Microsoft, Corel gear up for ASP battle

Software rivals Microsoft and Corel are gearing up to rent their respective Office suites to New Zealand customers via the Internet. Both companies will make announcements in the next few weeks about their plans to enter the application service provider (ASP) market.

Corel New Zealand manager Patrina Gaskin said the company is testing online delivery of Word Perfect Office 2000 and is in discussion with prospective host partners.

Microsoft New Zealand says it is a week away from announcing its ASP partners for renting Office 2000 and BackOffice applications. Likely candidates are Telecom New Zealand and EDS - Microsoft's partners in Esolutions, a new e-commerce products and services alliance which will launch on February 23.

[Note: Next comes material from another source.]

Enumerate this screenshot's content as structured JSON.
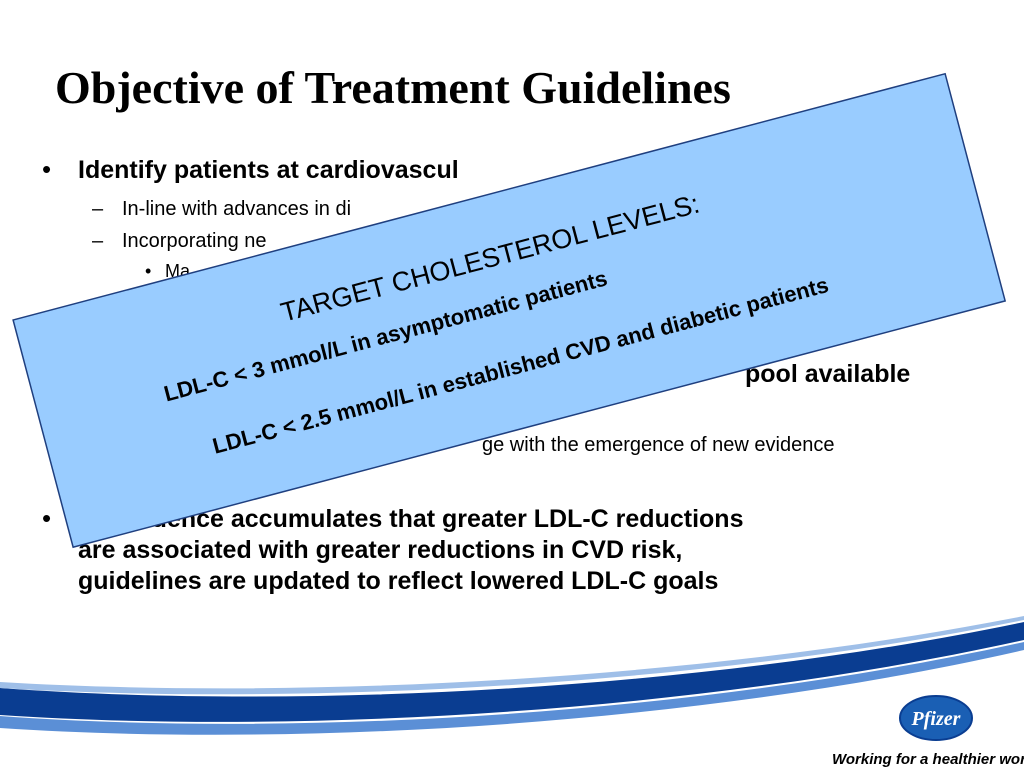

Internet service provider ICONZ has also signalled it will be renting Microsoft Office online later this year, with a pilot due to launch in the second quarter.

Novell New Zealand is also planning online delivery of its products. In the US, Novell has acquired JustOn, a provider of hosted Internet file sharing and publishing services.

New Zealand manager Peter Revell says this year Novell will make some significant announcements regarding the company's entry into the ASP market.

In the US, both Microsoft and Corel have partnered with Calgary, Canadian-based ASP FutureLink which is hosting BackOffice, Office 2000 (renamed Office Online) and Word Perfect Office 2000.

The move is significant in that it signals a shift in how software vendors license applications. Microsoft's Office Online is merely Office 2000 with a new licensing model.

The model lets ASPs license Office 2000, run it on Windows Terminal Server and sell connections to the server.

Previously, users had to provide their own copies of the application and client access licences to an ASP before contracting for hosting.

In the US, Microsoft officials say fees for Office Online could range from $US50 to $500 per user per month, depending on bundled services.

FutureLink charges $113 per user for platform services and will offer Office for approximately $20.

However, US analysts say it could take two to five years before large enterprises with sizeable deployments of desktop productivity suites on corporate desktops start to get interested in the hosted model.

But the new model should give IT executives a peek at how they may rent software and complementary services, such as data storage and helpdesk support, in the future.

Market analyst International Data Corp. predicts that the fledgling ASP market will grow to $2 billion by 2003.